3203. Introduction to Artificial Intelligence

Prolog (3)

### 1. How Prolog works

Prolog works by repeatedly processing goals (queries). A goal can be directly achieved by a matching fact, or indirectly achieved if all of its derived (sub)goals are achieved.

A goal derivation happens if the goal matches the head of a rule, then the body of the rule becomes a sequence of goals. Variable unification may happen during the matching process.

When processing a goal, the program (database) is scanned from top to bottom; when a sequence of goals are processed, the order is from left to right.

If a goal in a sequence fails, the one on its left is continued to look for another success.

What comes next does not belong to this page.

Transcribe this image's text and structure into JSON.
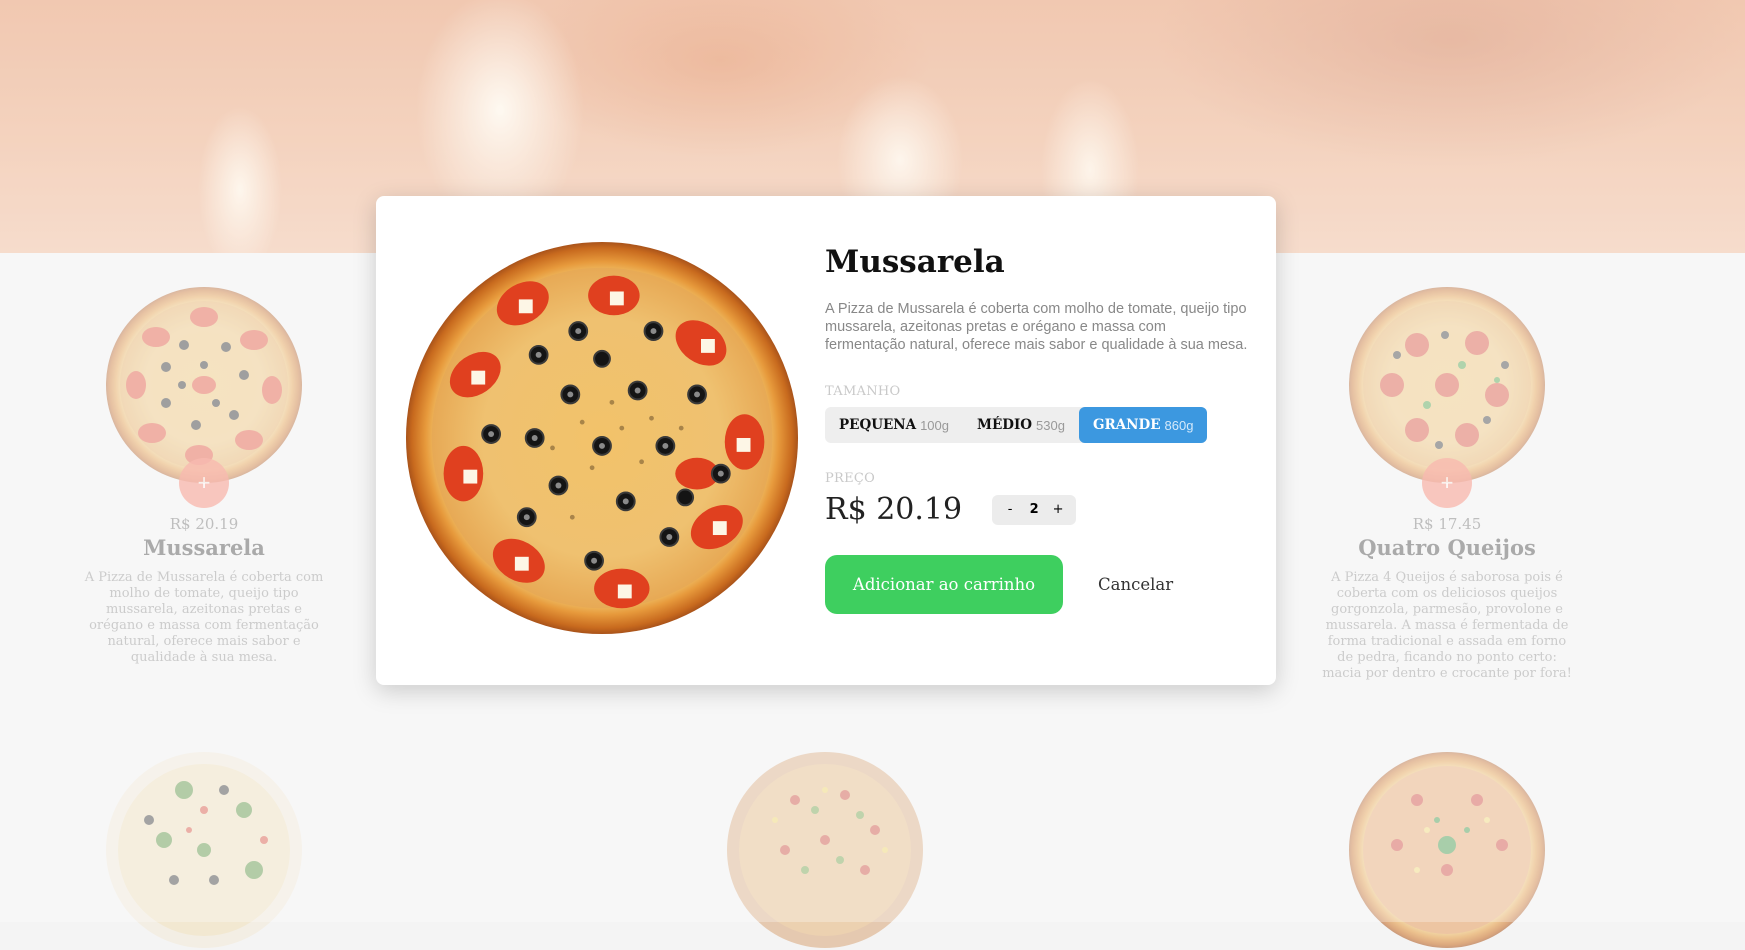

This is called "backtrack", and it will undo the variable unifications in the previous step.

For example, given likes2.pl:

likes(george, swimming).
likes(susie, tennis).
likes(susie, swimming).
likes(mary, X) :- likes(susie, X), likes(george, X).
The goal "?- likes(mary, Y)." will cause a backtrack in the body of the rule.
?- trace, likes(mary, Y).
Call: (7) likes(mary, _G3014) ? creep
Call: (8) likes(susie, _G3014) ? creep
Exit: (8) likes(susie, tennis) ? creep
Call: (8) likes(george, tennis) ? creep
Fail: (8) likes(george, tennis) ? creep
Redo: (8) likes(susie, _G3014) ? creep
Exit: (8) likes(susie, swimming) ? creep
Call: (8) likes(george, swimming) ? creep
Exit: (8) likes(george, swimming) ? creep
Exit: (7) likes(mary, swimming) ? creep
Y = swimming.

To understand the process, sometimes it is helpful to draw a derivation tree.

### 2. Procedural interpretation

Previously we gave a Prolog program a declarative interpretation, according to which a fact is a relation among its arguments, a rule indicates the conditions for a relation to hold, and a goal is a conclusion to be verified.

A Prolog program also has a procedural interpretation, according to which a fact is an executable operation, a rule reduces an operation into a sequence of sub-operations, and a goal is an operation to be executed.

In this way, a Prolog program can describe an algorithm, like in a procedural language.

For example, see how to solve the Towers of Hanoi puzzle in Prolog.

Another example: factorial function.

### 3. Built-in predicates

Prolog has a set of "built-in" predicates for various purposes.

### 4. Prolog and predicate calculus

Prolog implements some of the inference rules in predicate calculus.